Point guard Ricky Rubio, a former Tom Thibodeau castoff, was playing out of his mind until a recent injury. Former All-Star Kevin Love is still around and Cedi Osman has emerged as a consistent performer.

Too, the Cavaliers made a shrewd pickup of power forward Lauri Markkanen, whom Phil Jackson contemplated drafting in 2017 in a deal that would have cost the Knicks Kristaps Porzingis.

Markkanen, though, just suffered an ankle sprain after scorching in January when he averaged 14.6 points on 41.4 percent shooting from 3.

With ex-Net Jarrett Allen fulfilling his potential, the Cavaliers have used a “tall-ball’’ lineup of Allen-Mobley-Markkanen.

While the Cavaliers have won six of their past seven to move to 25-16 and into fifth place in the Eastern Conference, the Knicks are still trying to find the chemistry and camaraderie of last season when they snapped a seven-season playoff drought.

Cavaliers NBA
The Cavaliers have an intimidating frontcourt with Jarrett Allen and Evan Mobley.
AP

Though their 23-24 record after 47 games is not so far off of last season’s pace when they were 24-23 and the toast of the town, the Knicks have fallen to 11th in the conference — no longer a shoo-in to at least make the play-in tournament.

The Knicks have found it tough now being a marked team. And the Cavaliers are now getting similar treatment with the rest of the NBA realizing Cleveland is back on the map.

Knicks coach Tom Thibodeau considers the Cavaliers the real deal, calling them “a really good Cleveland team.”

“Everybody wants to beat us now,” Garland said. “When you’re hunted, you’ve just got to step it up a little bit more.”

Indeed, the Cavaliers — like the Knicks last season — have taken everyone by surprise. They weren’t touted as one of the significantly improved teams in the Eastern Conference with the Bulls, Charlotte and Washington gaining most of the preseason buzz.

Knicks
The Cavaliers are doing what Tom Thibodeau’s Knicks did last season.
Charles Wenzelberg/New York Post

The Cavaliers opened at the Westgate Sportsbook with an Over/Under for wins at 27.5.

Since LeBron James bolted a second time in 2018, the Cavaliers have finished in 13th, 14th and 15th place. Last season they stumbled at 22-50.

But they’ve found their point guard in Garland while the Knicks are still figuring that position out. The irony is Garland has flourished most since Collin Sexton was lost for the season in November with a torn meniscus in his left knee that needed surgery. They shared the backcourt in an awkward arrangement.

Sexton was a Knicks’ point guard target last summer entering the draft, but they ultimately passed. Sexton, the former Alabama whiz who is a client of Creative Artists Agency the Knicks president Leon Rose once ran, is a restricted free agent.

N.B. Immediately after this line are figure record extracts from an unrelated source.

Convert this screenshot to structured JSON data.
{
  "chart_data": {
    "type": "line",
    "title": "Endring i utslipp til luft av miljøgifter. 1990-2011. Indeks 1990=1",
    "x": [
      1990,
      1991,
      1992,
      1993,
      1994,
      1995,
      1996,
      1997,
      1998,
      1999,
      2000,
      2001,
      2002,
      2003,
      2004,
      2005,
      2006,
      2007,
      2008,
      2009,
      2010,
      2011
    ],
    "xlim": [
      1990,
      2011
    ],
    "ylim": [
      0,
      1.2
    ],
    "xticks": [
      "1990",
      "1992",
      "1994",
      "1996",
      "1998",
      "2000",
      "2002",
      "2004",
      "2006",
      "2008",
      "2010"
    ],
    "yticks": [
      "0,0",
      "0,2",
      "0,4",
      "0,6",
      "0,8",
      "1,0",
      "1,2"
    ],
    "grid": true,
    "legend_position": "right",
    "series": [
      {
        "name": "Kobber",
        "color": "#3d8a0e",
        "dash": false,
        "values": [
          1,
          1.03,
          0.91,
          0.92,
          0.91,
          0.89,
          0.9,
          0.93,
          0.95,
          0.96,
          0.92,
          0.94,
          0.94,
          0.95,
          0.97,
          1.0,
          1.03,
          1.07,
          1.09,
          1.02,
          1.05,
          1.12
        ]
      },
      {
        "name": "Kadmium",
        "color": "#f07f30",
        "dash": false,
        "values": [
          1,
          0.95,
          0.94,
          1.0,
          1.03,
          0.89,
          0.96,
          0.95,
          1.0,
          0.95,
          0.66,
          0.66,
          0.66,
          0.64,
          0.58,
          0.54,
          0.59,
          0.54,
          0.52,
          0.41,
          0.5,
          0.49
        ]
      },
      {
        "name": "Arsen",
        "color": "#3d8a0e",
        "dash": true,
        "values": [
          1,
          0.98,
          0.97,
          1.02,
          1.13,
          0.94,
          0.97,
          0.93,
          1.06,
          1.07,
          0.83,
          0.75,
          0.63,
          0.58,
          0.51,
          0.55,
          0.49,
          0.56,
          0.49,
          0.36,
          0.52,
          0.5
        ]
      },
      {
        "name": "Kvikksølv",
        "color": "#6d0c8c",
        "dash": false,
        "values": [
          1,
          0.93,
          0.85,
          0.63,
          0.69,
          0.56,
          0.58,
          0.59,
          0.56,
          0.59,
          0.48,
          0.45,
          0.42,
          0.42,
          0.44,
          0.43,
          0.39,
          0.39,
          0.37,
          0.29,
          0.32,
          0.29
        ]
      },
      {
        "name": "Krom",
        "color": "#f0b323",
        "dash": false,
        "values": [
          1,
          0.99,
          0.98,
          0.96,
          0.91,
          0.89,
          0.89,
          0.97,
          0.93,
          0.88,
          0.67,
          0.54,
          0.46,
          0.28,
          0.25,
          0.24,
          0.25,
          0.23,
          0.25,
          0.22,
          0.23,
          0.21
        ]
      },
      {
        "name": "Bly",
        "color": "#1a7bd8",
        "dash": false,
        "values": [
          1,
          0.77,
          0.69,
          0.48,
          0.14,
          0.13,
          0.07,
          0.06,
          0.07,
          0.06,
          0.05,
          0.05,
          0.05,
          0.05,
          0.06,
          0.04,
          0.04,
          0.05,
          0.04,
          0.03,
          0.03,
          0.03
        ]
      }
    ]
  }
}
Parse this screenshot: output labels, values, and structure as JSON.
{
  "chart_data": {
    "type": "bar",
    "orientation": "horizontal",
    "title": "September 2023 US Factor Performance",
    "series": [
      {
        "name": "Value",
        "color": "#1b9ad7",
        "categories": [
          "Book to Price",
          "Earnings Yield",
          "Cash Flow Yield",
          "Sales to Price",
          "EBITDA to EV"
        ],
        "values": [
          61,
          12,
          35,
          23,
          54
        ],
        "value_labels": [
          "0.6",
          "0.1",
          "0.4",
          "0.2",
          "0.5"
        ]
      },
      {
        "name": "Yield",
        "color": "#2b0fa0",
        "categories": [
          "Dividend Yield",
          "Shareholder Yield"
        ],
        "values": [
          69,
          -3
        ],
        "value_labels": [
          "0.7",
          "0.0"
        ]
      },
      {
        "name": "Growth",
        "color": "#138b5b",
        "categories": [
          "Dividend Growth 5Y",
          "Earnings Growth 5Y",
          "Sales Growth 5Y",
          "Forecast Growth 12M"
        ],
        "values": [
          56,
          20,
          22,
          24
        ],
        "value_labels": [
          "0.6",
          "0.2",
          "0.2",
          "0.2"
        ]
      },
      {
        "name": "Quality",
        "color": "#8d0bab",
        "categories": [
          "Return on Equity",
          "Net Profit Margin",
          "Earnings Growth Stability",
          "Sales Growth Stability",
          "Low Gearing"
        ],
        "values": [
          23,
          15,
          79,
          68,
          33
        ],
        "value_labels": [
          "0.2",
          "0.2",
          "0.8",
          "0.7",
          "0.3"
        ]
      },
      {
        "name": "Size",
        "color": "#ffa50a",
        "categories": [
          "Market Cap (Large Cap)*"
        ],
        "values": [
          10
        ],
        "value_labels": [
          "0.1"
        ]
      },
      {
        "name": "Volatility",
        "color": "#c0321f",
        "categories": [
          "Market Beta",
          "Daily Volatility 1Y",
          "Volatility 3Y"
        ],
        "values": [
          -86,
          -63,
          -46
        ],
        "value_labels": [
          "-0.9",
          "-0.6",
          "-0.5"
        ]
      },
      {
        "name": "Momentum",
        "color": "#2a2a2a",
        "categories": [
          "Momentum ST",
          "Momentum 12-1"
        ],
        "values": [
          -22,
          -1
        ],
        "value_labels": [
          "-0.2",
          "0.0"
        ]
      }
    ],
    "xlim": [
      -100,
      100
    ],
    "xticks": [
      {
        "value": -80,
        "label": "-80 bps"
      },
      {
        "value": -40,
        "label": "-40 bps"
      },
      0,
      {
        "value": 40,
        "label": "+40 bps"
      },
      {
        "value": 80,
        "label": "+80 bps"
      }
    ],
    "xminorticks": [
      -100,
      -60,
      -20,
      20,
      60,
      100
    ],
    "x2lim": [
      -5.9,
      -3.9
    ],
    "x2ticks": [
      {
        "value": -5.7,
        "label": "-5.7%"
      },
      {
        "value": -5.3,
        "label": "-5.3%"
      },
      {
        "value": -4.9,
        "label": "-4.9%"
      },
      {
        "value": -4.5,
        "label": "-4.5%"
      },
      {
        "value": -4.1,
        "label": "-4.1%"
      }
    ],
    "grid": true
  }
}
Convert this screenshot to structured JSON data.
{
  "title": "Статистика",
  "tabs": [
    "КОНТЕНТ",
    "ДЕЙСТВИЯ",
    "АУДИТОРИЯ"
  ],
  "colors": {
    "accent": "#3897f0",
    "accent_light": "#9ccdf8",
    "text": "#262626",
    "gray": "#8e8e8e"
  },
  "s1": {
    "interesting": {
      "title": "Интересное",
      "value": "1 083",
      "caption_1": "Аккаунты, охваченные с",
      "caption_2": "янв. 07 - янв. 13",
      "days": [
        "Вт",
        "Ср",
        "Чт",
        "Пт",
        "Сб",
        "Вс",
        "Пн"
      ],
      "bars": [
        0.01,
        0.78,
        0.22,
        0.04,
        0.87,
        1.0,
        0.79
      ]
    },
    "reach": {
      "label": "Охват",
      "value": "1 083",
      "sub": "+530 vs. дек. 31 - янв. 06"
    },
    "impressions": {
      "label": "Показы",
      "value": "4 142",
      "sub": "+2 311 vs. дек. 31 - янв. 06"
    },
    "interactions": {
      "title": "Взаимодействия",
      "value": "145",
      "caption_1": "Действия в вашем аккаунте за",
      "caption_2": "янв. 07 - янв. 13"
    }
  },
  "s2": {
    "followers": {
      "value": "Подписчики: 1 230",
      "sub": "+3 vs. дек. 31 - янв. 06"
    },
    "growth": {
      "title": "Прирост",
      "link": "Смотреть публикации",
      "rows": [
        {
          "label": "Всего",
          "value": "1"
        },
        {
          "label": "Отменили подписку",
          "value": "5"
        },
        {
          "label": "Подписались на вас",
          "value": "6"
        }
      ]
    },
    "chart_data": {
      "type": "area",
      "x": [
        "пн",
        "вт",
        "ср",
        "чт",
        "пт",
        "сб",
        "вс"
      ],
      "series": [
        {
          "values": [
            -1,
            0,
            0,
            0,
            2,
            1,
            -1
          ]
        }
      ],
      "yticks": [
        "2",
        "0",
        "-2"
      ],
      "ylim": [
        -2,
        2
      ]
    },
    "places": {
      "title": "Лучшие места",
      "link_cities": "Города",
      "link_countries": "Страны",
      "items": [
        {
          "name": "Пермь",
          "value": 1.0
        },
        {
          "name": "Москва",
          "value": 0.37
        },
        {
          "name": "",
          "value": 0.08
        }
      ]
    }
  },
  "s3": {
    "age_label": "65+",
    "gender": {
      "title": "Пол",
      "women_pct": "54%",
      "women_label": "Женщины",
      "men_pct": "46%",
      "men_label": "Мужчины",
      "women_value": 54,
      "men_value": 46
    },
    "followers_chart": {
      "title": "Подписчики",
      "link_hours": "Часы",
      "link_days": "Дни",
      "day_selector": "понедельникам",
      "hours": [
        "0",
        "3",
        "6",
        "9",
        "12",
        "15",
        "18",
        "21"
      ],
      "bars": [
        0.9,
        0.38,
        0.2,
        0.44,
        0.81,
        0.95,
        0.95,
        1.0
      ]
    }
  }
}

It’s likely the Cavaliers would either trade him at the Feb. 10 deadline or pass on re-signing him. This wasted season is expected to lower his contract demands. There was speculation around the league last summer he would one day ask for the maximum contract.

Meanwhile, Monday’s battle was a big test for the Knicks, who now must face a ton of road games against tough opponents. This three-game trip continues to Miami and Milwaukee. After two home games, the Knicks are off on a rugged five-game western swing.

“We’ve been really good on the road,” emerging star RJ Barrett said. “I think that’s one thing about us. Also, we don’t care. I think we could beat anybody. I think we could beat anybody anywhere, so we believe that and I think that we’re gonna be able to show that.”